Não posso deixar de falar de Gaston Bachelard. Em sua "A Poética do Espaço", ele fala da casa como um espaço de devaneio, de proteção da alma sonhadora. Os interiores de Vermeer materializam esse conceito. As janelas, as cortinas, os mapas, os tapetes e os objetos não são apenas elementos decorativos, mas extensões da subjetividade das mulheres que sou. O ambiente não é cenário. É espelho.

Voltando ao Walter Benjamin. Ele, ao discutir a "aura" da obra de arte, a descreve como “a aparição de uma distância, por mais próxima que ela esteja”. As mulheres que sou são assim: tão próximas, tão reais, e ainda assim inalcançáveis. Elas se mostram, mas não se esgotam em si. Somos vistas, mas não capturadas. Há um mistério que permanece e que protege as mulheres que sou. Que mesmo diante da aparente simplicidade, ainda assim, é mistério.

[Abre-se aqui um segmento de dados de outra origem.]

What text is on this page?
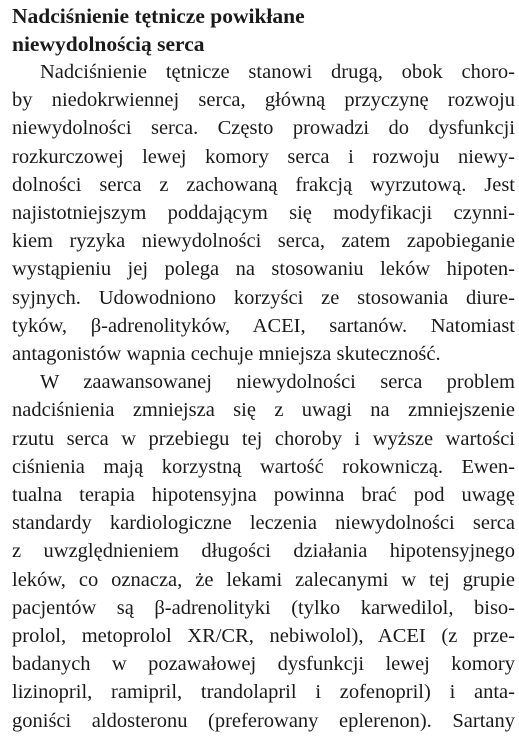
Nadciśnienie tętnicze powikłane
niewydolnością serca

Nadciśnienie tętnicze stanowi drugą, obok choro-
by niedokrwiennej serca, główną przyczynę rozwoju
niewydolności serca. Często prowadzi do dysfunkcji
rozkurczowej lewej komory serca i rozwoju niewy-
dolności serca z zachowaną frakcją wyrzutową. Jest
najistotniejszym poddającym się modyfikacji czynni-
kiem ryzyka niewydolności serca, zatem zapobieganie
wystąpieniu jej polega na stosowaniu leków hipoten-
syjnych. Udowodniono korzyści ze stosowania diure-
tyków, β-adrenolityków, ACEI, sartanów. Natomiast
antagonistów wapnia cechuje mniejsza skuteczność.

W zaawansowanej niewydolności serca problem
nadciśnienia zmniejsza się z uwagi na zmniejszenie
rzutu serca w przebiegu tej choroby i wyższe wartości
ciśnienia mają korzystną wartość rokowniczą. Ewen-
tualna terapia hipotensyjna powinna brać pod uwagę
standardy kardiologiczne leczenia niewydolności serca
z uwzględnieniem długości działania hipotensyjnego
leków, co oznacza, że lekami zalecanymi w tej grupie
pacjentów są β-adrenolityki (tylko karwedilol, biso-
prolol, metoprolol XR/CR, nebiwolol), ACEI (z prze-
badanych w pozawałowej dysfunkcji lewej komory
lizinopril, ramipril, trandolapril i zofenopril) i anta-
goniści aldosteronu (preferowany eplerenon). Sartany
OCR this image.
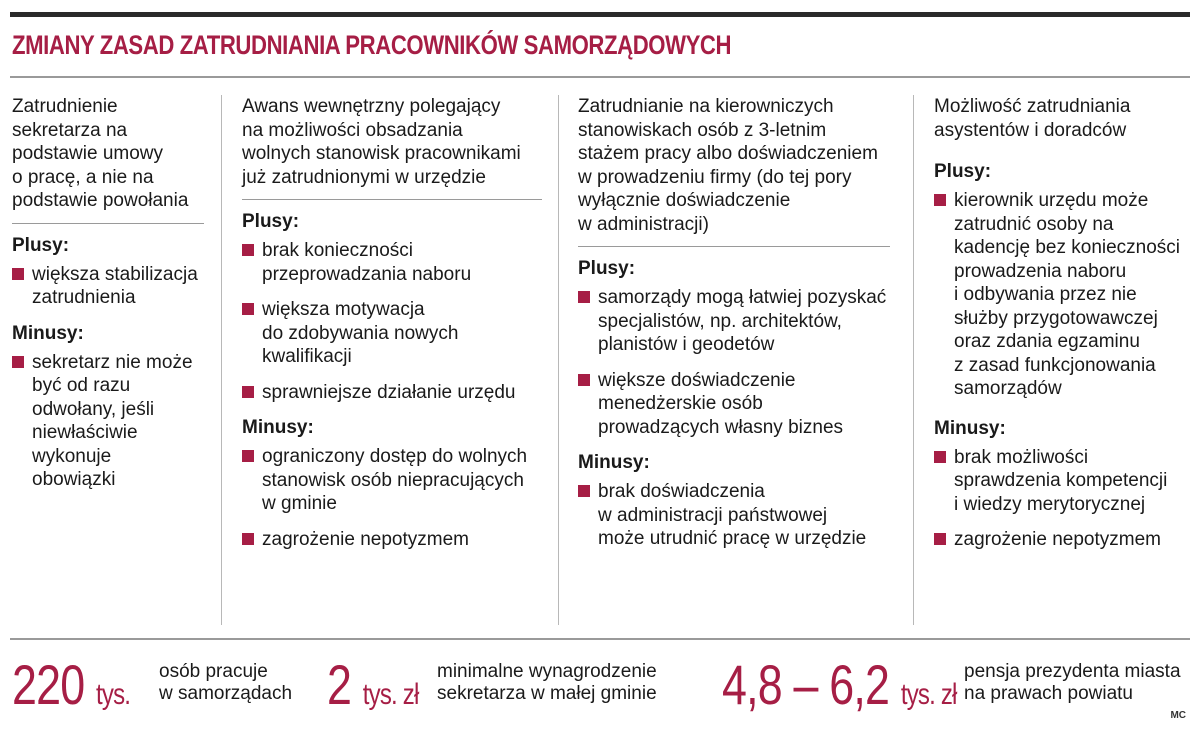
ZMIANY ZASAD ZATRUDNIANIA PRACOWNIKÓW SAMORZĄDOWYCH
Zatrudnienie
sekretarza na
podstawie umowy
o pracę, a nie na
podstawie powołania
Plusy:
większa stabilizacja
zatrudnienia
Minusy:
sekretarz nie może
być od razu
odwołany, jeśli
niewłaściwie
wykonuje
obowiązki
Awans wewnętrzny polegający
na możliwości obsadzania
wolnych stanowisk pracownikami
już zatrudnionymi w urzędzie
Plusy:
brak konieczności
przeprowadzania naboru
większa motywacja
do zdobywania nowych
kwalifikacji
sprawniejsze działanie urzędu
Minusy:
ograniczony dostęp do wolnych
stanowisk osób niepracujących
w gminie
zagrożenie nepotyzmem
Zatrudnianie na kierowniczych
stanowiskach osób z 3-letnim
stażem pracy albo doświadczeniem
w prowadzeniu firmy (do tej pory
wyłącznie doświadczenie
w administracji)
Plusy:
samorządy mogą łatwiej pozyskać
specjalistów, np. architektów,
planistów i geodetów
większe doświadczenie
menedżerskie osób
prowadzących własny biznes
Minusy:
brak doświadczenia
w administracji państwowej
może utrudnić pracę w urzędzie
Możliwość zatrudniania
asystentów i doradców
Plusy:
kierownik urzędu może
zatrudnić osoby na
kadencję bez konieczności
prowadzenia naboru
i odbywania przez nie
służby przygotowawczej
oraz zdania egzaminu
z zasad funkcjonowania
samorządów
Minusy:
brak możliwości
sprawdzenia kompetencji
i wiedzy merytorycznej
zagrożenie nepotyzmem
220 tys.
osób pracuje
w samorządach 2 tys. zł
minimalne wynagrodzenie
sekretarza w małej gminie 4,8 – 6,2 tys. zł
pensja prezydenta miasta
na prawach powiatu
MC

As mulheres que sou, em Vermeer, não são apenas protagonistas de suas telas, mas também somos mediadoras de um pensamento sobre a imagem, o tempo e o ser. Por meio de uma pintura que privilegia o instante, a luz e o espaço interior. Portanto, Vermeer construiu figuras assim como eu e como as mulheres que sou porque pensamos, sentimos e refletimos. Por isso, a pintura torna-se, como escreveu Merleau-Ponty, um ato de pensamento visível.




Referências

  1. Merleau-Ponty, Maurice. O Olho e o Espírito. São Paulo: Ática, 2004.

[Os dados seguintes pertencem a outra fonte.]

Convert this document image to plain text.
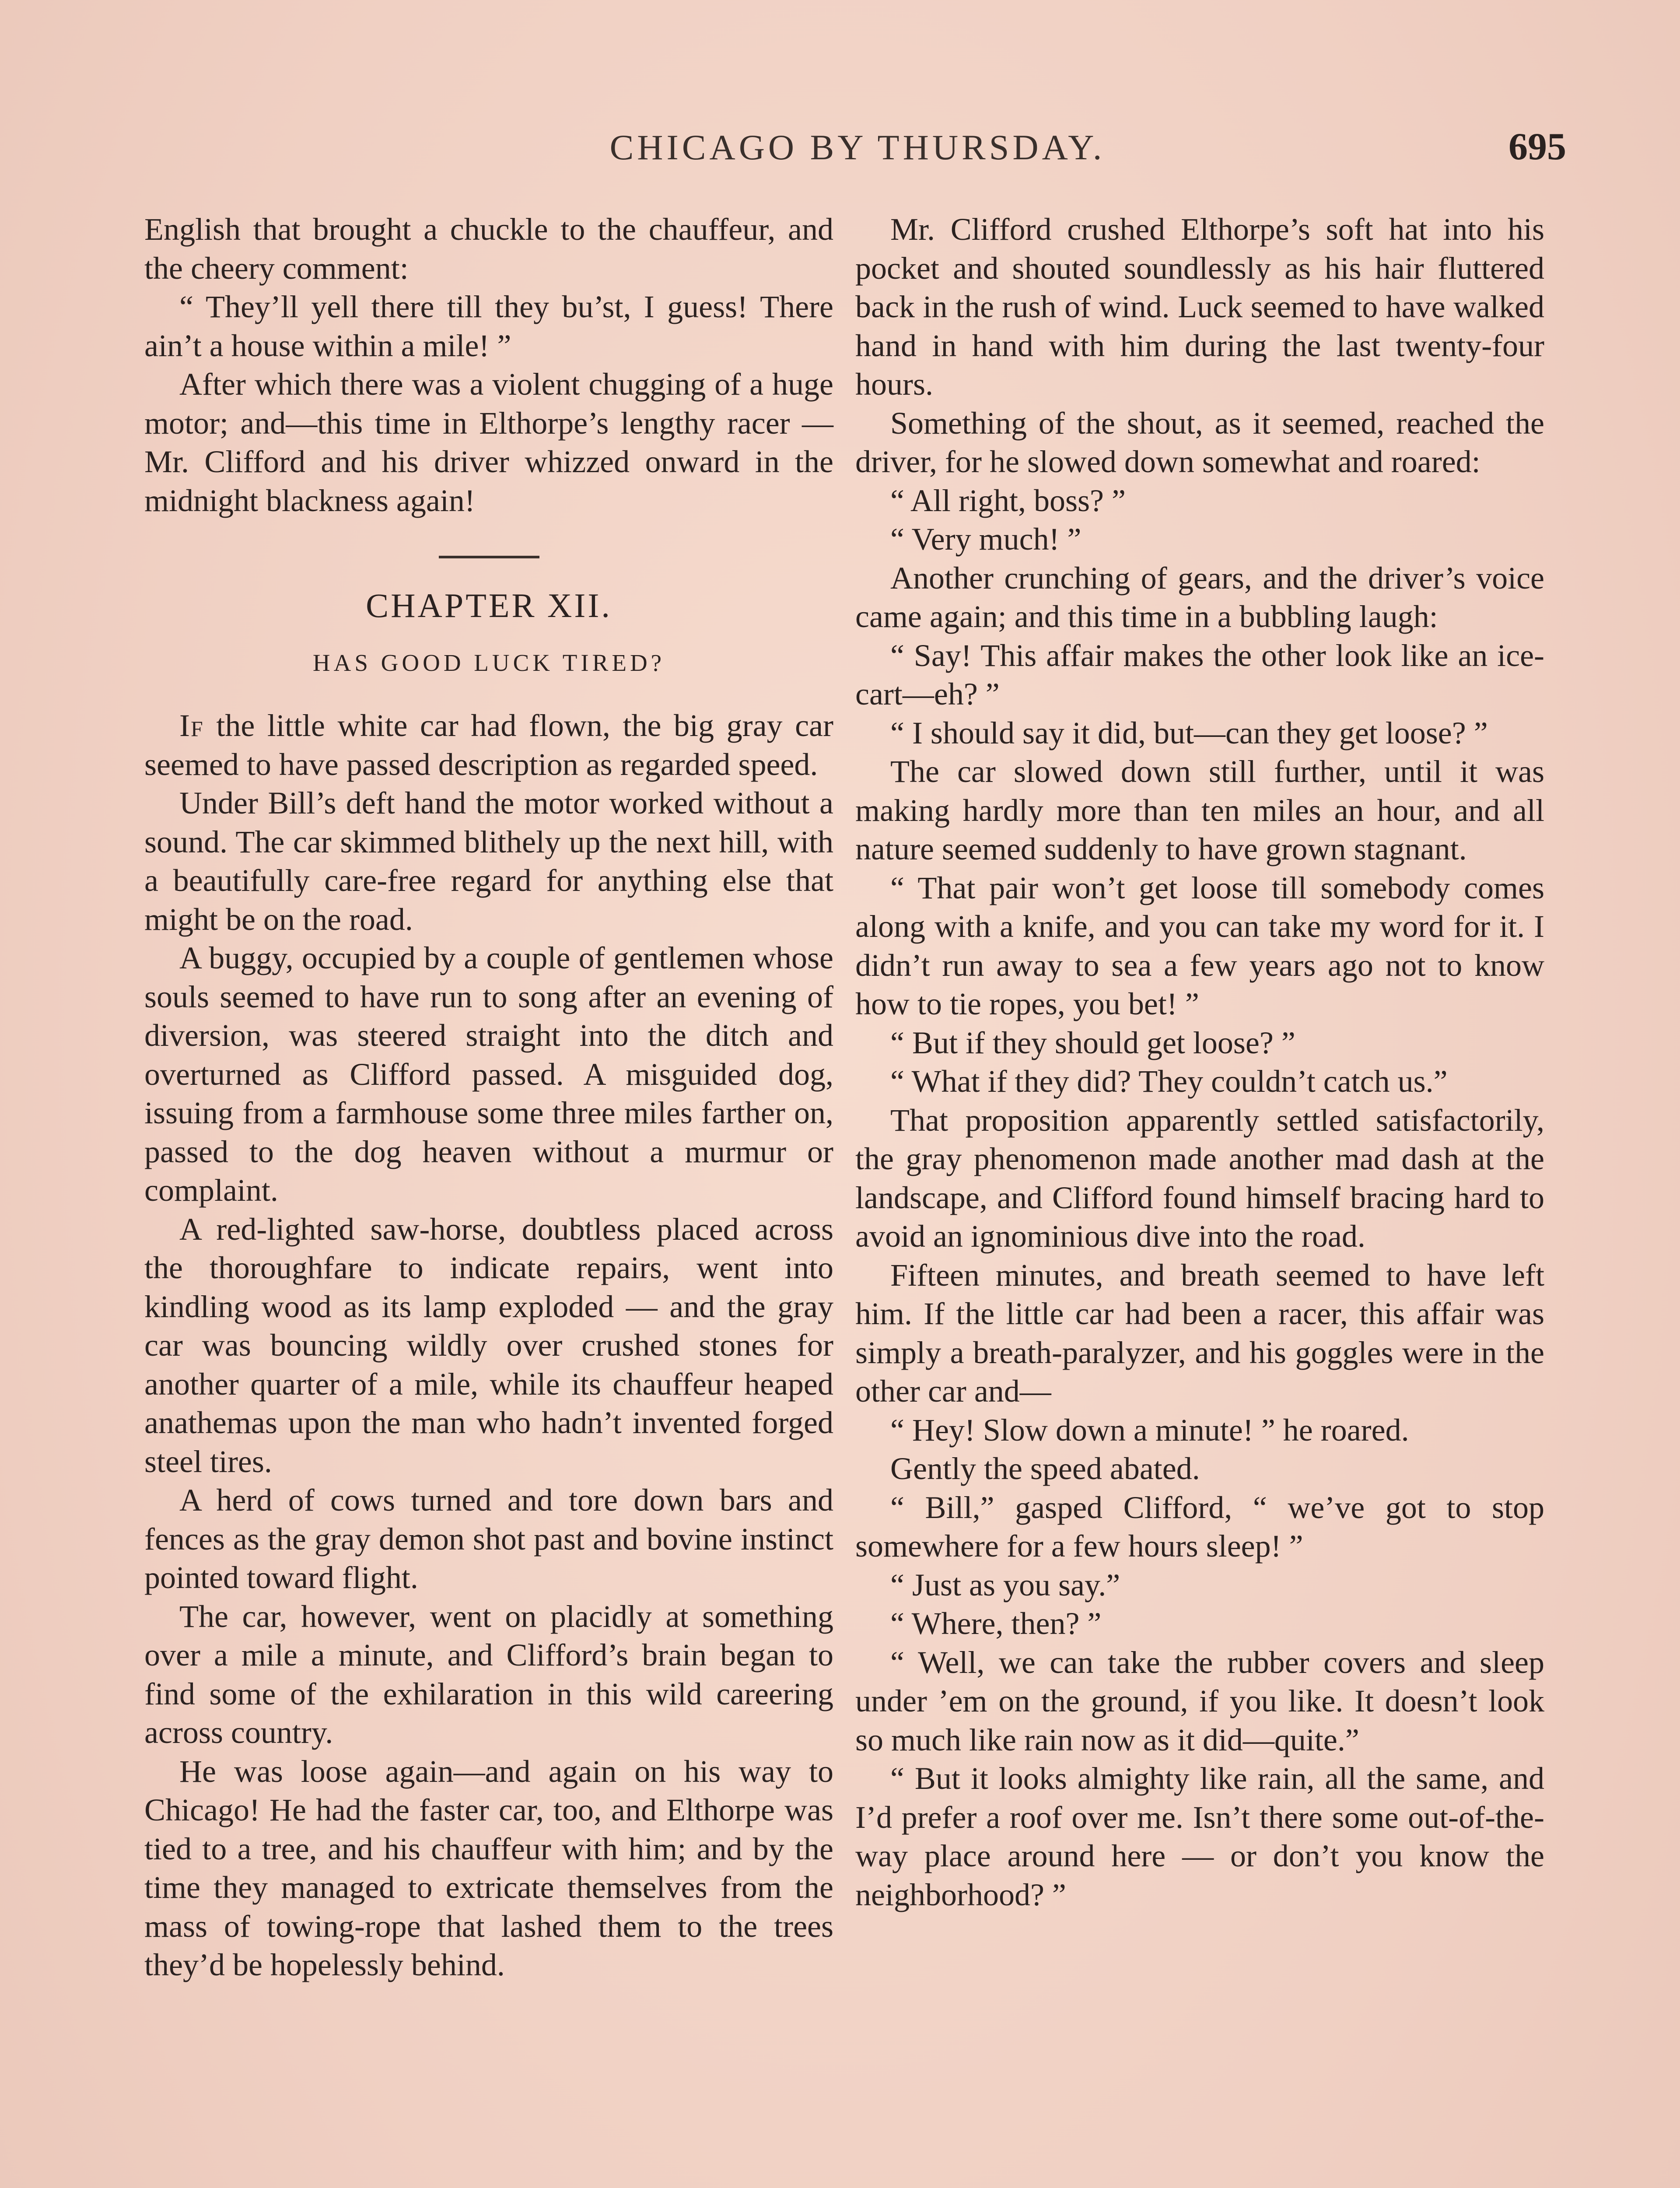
CHICAGO BY THURSDAY.	695

English that brought a chuckle to the chauffeur, and the cheery comment:

“ They’ll yell there till they bu’st, I guess! There ain’t a house within a mile! ”

After which there was a violent chugging of a huge motor; and—this time in Elthorpe’s lengthy racer — Mr. Clifford and his driver whizzed onward in the midnight blackness again!

CHAPTER XII.
HAS GOOD LUCK TIRED?

If the little white car had flown, the big gray car seemed to have passed description as regarded speed.

Under Bill’s deft hand the motor worked without a sound. The car skimmed blithely up the next hill, with a beautifully care-free regard for anything else that might be on the road.

A buggy, occupied by a couple of gentlemen whose souls seemed to have run to song after an evening of diversion, was steered straight into the ditch and overturned as Clifford passed. A misguided dog, issuing from a farmhouse some three miles farther on, passed to the dog heaven without a murmur or complaint.

A red-lighted saw-horse, doubtless placed across the thoroughfare to indicate repairs, went into kindling wood as its lamp exploded — and the gray car was bouncing wildly over crushed stones for another quarter of a mile, while its chauffeur heaped anathemas upon the man who hadn’t invented forged steel tires.

A herd of cows turned and tore down bars and fences as the gray demon shot past and bovine instinct pointed toward flight.

The car, however, went on placidly at something over a mile a minute, and Clifford’s brain began to find some of the exhilaration in this wild careering across country.

He was loose again—and again on his way to Chicago! He had the faster car, too, and Elthorpe was tied to a tree, and his chauffeur with him; and by the time they managed to extricate themselves from the mass of towing-rope that lashed them to the trees they’d be hopelessly behind.

Mr. Clifford crushed Elthorpe’s soft hat into his pocket and shouted soundlessly as his hair fluttered back in the rush of wind. Luck seemed to have walked hand in hand with him during the last twenty-four hours.

Something of the shout, as it seemed, reached the driver, for he slowed down somewhat and roared:

“ All right, boss? ”

“ Very much! ”

Another crunching of gears, and the driver’s voice came again; and this time in a bubbling laugh:

“ Say! This affair makes the other look like an ice-cart—eh? ”

“ I should say it did, but—can they get loose? ”

The car slowed down still further, until it was making hardly more than ten miles an hour, and all nature seemed suddenly to have grown stagnant.

“ That pair won’t get loose till somebody comes along with a knife, and you can take my word for it. I didn’t run away to sea a few years ago not to know how to tie ropes, you bet! ”

“ But if they should get loose? ”

“ What if they did? They couldn’t catch us.”

That proposition apparently settled satisfactorily, the gray phenomenon made another mad dash at the landscape, and Clifford found himself bracing hard to avoid an ignominious dive into the road.

Fifteen minutes, and breath seemed to have left him. If the little car had been a racer, this affair was simply a breath-paralyzer, and his goggles were in the other car and—

“ Hey! Slow down a minute! ” he roared.

Gently the speed abated.

“ Bill,” gasped Clifford, “ we’ve got to stop somewhere for a few hours sleep! ”

“ Just as you say.”

“ Where, then? ”

“ Well, we can take the rubber covers and sleep under ’em on the ground, if you like. It doesn’t look so much like rain now as it did—quite.”

“ But it looks almighty like rain, all the same, and I’d prefer a roof over me. Isn’t there some out-of-the-way place around here — or don’t you know the neighborhood? ”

  2. Didi-Huberman, Georges. Diante da Imagem. São Paulo: Contraponto, 2013.

  3. Mulvey, Laura. Visual Pleasure and Narrative Cinema. 1975.

  4. Bachelard, Gaston. A Poética do Espaço. São Paulo: Martins Fontes, 2001.

  5. Benjamin, Walter. A Obra de Arte na Era de sua Reprodutibilidade Técnica. São Paulo: Brasiliense, 1985.